Les lourdes paupières se fermèrent presque entièrement, ne laissant filtrer qu'un filet jaunâtre :
- Ce serait la meilleure solution... pour tout le monde. Mais ce n'est pas si facile. La loi du royaume, on n'en parle plus : l'oint du Seigneur, le roi sacré par Dieu, et la lèse-majesté qui valait à l'imprudent d'être tiré à quatre chevaux, vieilles lunes !... Seulement, la Constitution garantit la personne du Roi.
- N'employez donc pas tout le temps ce mot! grogna Antraigues. Depuis qu'il a signé lâchement cette constitution, Louis n'est plus roi pour moi ni pour mes amis... Et en outre, il est déchu!
- Que c'est beau un esprit libre et évolué ! Pourtant, mon cher ami, il l'est encore pour beaucoup de monde... et jusque dans la nouvelle Assemblée où il garde sinon des partisans avérés du moins des gens qui reculeront devant un vote sacrilège. Un vote qui serait l'équivalent d'un parricide...
- Pas pour Philippe d'Orléans qui se fait maintenant appeler Philippe Égalité! Celui-là guigne toujours la place!...
- Il ne l'aura jamais! Même le peuple qu'il a tant caressé se détache de lui. Bientôt il sera suspect. Et plus encore si le Roi meurt. Il y aura toujours des gens pour rappeler qu'il est de la famille... Le peuple a trouvé un jouet magnifique qui lui permet de se livrer à tous ses instincts les plus bas mais, en dessous de tout cela, bien caché, restent les antiques superstitions, les craintes de la damnation. Cela peut amener, un jour, une réaction quand le temps générera le remords. Louis est un homme bon, juste et compatissant. Le peuple l'aimait et l'aimerait peut-être encore s'il n'était tombé sous la coupe de Marie-Antoinette. Celle-là n'a jamais été française. Elle n'a jamais mis les pieds hors de Versailles et de Paris, sinon pour aller à Varennes.

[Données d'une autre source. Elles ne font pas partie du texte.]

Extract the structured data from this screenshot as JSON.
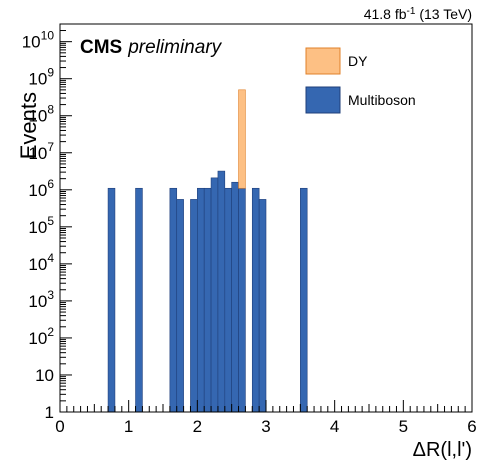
{
  "chart_data": {
    "type": "bar",
    "stacked": true,
    "yscale": "log",
    "xlabel": "ΔR(l,l')",
    "ylabel": "Events",
    "xlim": [
      0,
      6
    ],
    "ylim": [
      1,
      30000000000
    ],
    "bin_width": 0.1,
    "lumi_label": "41.8 fb",
    "lumi_sup": "-1",
    "lumi_suffix": " (13 TeV)",
    "cms_label": "CMS",
    "cms_sub": "preliminary",
    "x_ticks": [
      {
        "value": 0,
        "label": "0"
      },
      {
        "value": 1,
        "label": "1"
      },
      {
        "value": 2,
        "label": "2"
      },
      {
        "value": 3,
        "label": "3"
      },
      {
        "value": 4,
        "label": "4"
      },
      {
        "value": 5,
        "label": "5"
      },
      {
        "value": 6,
        "label": "6"
      }
    ],
    "y_ticks": [
      {
        "value": 1,
        "base": "1",
        "exp": ""
      },
      {
        "value": 10,
        "base": "10",
        "exp": ""
      },
      {
        "value": 100,
        "base": "10",
        "exp": "2"
      },
      {
        "value": 1000,
        "base": "10",
        "exp": "3"
      },
      {
        "value": 10000,
        "base": "10",
        "exp": "4"
      },
      {
        "value": 100000,
        "base": "10",
        "exp": "5"
      },
      {
        "value": 1000000,
        "base": "10",
        "exp": "6"
      },
      {
        "value": 10000000,
        "base": "10",
        "exp": "7"
      },
      {
        "value": 100000000,
        "base": "10",
        "exp": "8"
      },
      {
        "value": 1000000000,
        "base": "10",
        "exp": "9"
      },
      {
        "value": 10000000000,
        "base": "10",
        "exp": "10"
      }
    ],
    "series": [
      {
        "name": "Multiboson",
        "color": "#3567b1",
        "edge": "#1f3f7a",
        "bins": [
          {
            "x0": 0.7,
            "x1": 0.8,
            "value": 1100000
          },
          {
            "x0": 1.1,
            "x1": 1.2,
            "value": 1100000
          },
          {
            "x0": 1.6,
            "x1": 1.7,
            "value": 1100000
          },
          {
            "x0": 1.7,
            "x1": 1.8,
            "value": 550000
          },
          {
            "x0": 1.9,
            "x1": 2.0,
            "value": 550000
          },
          {
            "x0": 2.0,
            "x1": 2.1,
            "value": 1100000
          },
          {
            "x0": 2.1,
            "x1": 2.2,
            "value": 1100000
          },
          {
            "x0": 2.2,
            "x1": 2.3,
            "value": 2100000
          },
          {
            "x0": 2.3,
            "x1": 2.4,
            "value": 3200000
          },
          {
            "x0": 2.4,
            "x1": 2.5,
            "value": 1100000
          },
          {
            "x0": 2.5,
            "x1": 2.6,
            "value": 1600000
          },
          {
            "x0": 2.6,
            "x1": 2.7,
            "value": 1100000
          },
          {
            "x0": 2.8,
            "x1": 2.9,
            "value": 1100000
          },
          {
            "x0": 2.9,
            "x1": 3.0,
            "value": 550000
          },
          {
            "x0": 3.5,
            "x1": 3.6,
            "value": 1100000
          }
        ]
      },
      {
        "name": "DY",
        "color": "#fdc084",
        "edge": "#e0802a",
        "bins": [
          {
            "x0": 2.6,
            "x1": 2.7,
            "value": 500000000
          }
        ]
      }
    ],
    "legend": [
      {
        "label": "DY",
        "color": "#fdc084",
        "edge": "#e0802a"
      },
      {
        "label": "Multiboson",
        "color": "#3567b1",
        "edge": "#1f3f7a"
      }
    ],
    "legend_position": "top-right"
  }
}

Et le peuple la déteste d'autant plus qu'il était tombé sous son charme autrefois...
- Il n'est pas le seul et je sais tout cela aussi bien que vous. Alors, à mon tour de vous poser la question : que faisons-nous?
Le jésuite appuya ses coudes à son fauteuil et joignit les doigts de ses deux mains en se fourrant le bout des index dans le nez.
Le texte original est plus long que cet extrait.